By Salina Christmas
Manuel Castells spoke before a full house at the London School of Economic (LSE)’s Sheikh Zayed Lecture Theatre yesterday to tell us that protests, politics and even romantic correspondence can’t do without the internet nowadays. While he did, I deployed our mobile newsroom with nothing more than wifi, open source apps and mobile devices. Methodology: whatever won’t kill the battery.

Not a great shot of Castells, but I am experimenting with a mobile / open source concept of mobile newsroom using mobile devices and open source digital applications. It works. Photo: © Salina Christmas
I am not going to argue with an eminent sociologist, especially if he is the fifth most-cited social science scholar, according to Wikipedia. But after listening to Castells’s talk, “Social movement in the age of the internet” at the LSE last night, I really wonder if I could have a relationship that is totally off the internet. Away from Facebook, Twitter and all. Now that would be a challenge I shall rise up to.
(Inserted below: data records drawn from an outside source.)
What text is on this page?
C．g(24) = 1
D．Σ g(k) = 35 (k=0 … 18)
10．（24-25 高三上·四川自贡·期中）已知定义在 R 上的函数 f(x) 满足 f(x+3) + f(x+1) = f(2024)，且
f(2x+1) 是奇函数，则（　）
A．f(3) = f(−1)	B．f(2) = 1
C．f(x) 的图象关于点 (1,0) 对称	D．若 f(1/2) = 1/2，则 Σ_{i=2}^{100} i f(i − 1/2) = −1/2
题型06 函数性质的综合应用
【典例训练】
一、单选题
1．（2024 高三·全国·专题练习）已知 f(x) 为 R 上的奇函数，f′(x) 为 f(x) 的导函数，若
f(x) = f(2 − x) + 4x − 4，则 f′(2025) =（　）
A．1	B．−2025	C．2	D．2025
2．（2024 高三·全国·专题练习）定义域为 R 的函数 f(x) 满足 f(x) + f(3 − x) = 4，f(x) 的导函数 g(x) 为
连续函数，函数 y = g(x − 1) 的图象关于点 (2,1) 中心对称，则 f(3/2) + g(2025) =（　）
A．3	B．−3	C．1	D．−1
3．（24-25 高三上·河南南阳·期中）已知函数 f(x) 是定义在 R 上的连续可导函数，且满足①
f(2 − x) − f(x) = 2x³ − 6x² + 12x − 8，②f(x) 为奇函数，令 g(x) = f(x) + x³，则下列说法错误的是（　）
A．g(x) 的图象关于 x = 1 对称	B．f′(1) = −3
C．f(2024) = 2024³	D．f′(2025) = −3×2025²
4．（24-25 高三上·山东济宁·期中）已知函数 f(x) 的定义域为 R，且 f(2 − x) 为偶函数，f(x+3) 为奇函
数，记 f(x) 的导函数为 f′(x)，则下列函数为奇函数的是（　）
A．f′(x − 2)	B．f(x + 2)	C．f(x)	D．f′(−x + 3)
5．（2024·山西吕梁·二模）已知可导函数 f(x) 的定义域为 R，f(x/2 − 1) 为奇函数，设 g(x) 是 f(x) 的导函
His talk also gave Sojournposse the opportunity to play around with Qik, Audioboo and the various mobile devices and open source software applications that we deployed on our iPhone, iPad and Mac laptop, just to see if the mobile newsroom concept that we have been harping on for ages work.
The photo, rather grainy, was snapped from a distance using an iPhone4 – no guys, not the kind of work I’d submit to a photo competition (yes, we have participated in quite a few), but the point is, we used a phone, not a camera, and I edited it using GIMP, not Fireworks. I have to say no photo editing software can beat Fireworks in terms of web optimisation of photos. But yup, I have purged the new Mac off the usual Macromedia and Windows applications.
Doing the do with Audioboo
Since Qik would definitely kill off the iPhone battery, we opted for Audioboo instead. I have the old version of iPad and wasn’t sure if it could record sound very well. It could. It’s not BBC Radio 4, anyway, and the intention is to apply the digital anthropology principle of ‘bricolage’. So we rode on the LSE wifi, and away we went with the broadcast. Have a listen to the clips, each lasting four minutes.
The embed worked fine, but as usual, you have to change the dimensions a bit with basic coding. Nothing spectacular. After four months of academic writing, it felt great to code again. The mobile newsroom is good to go.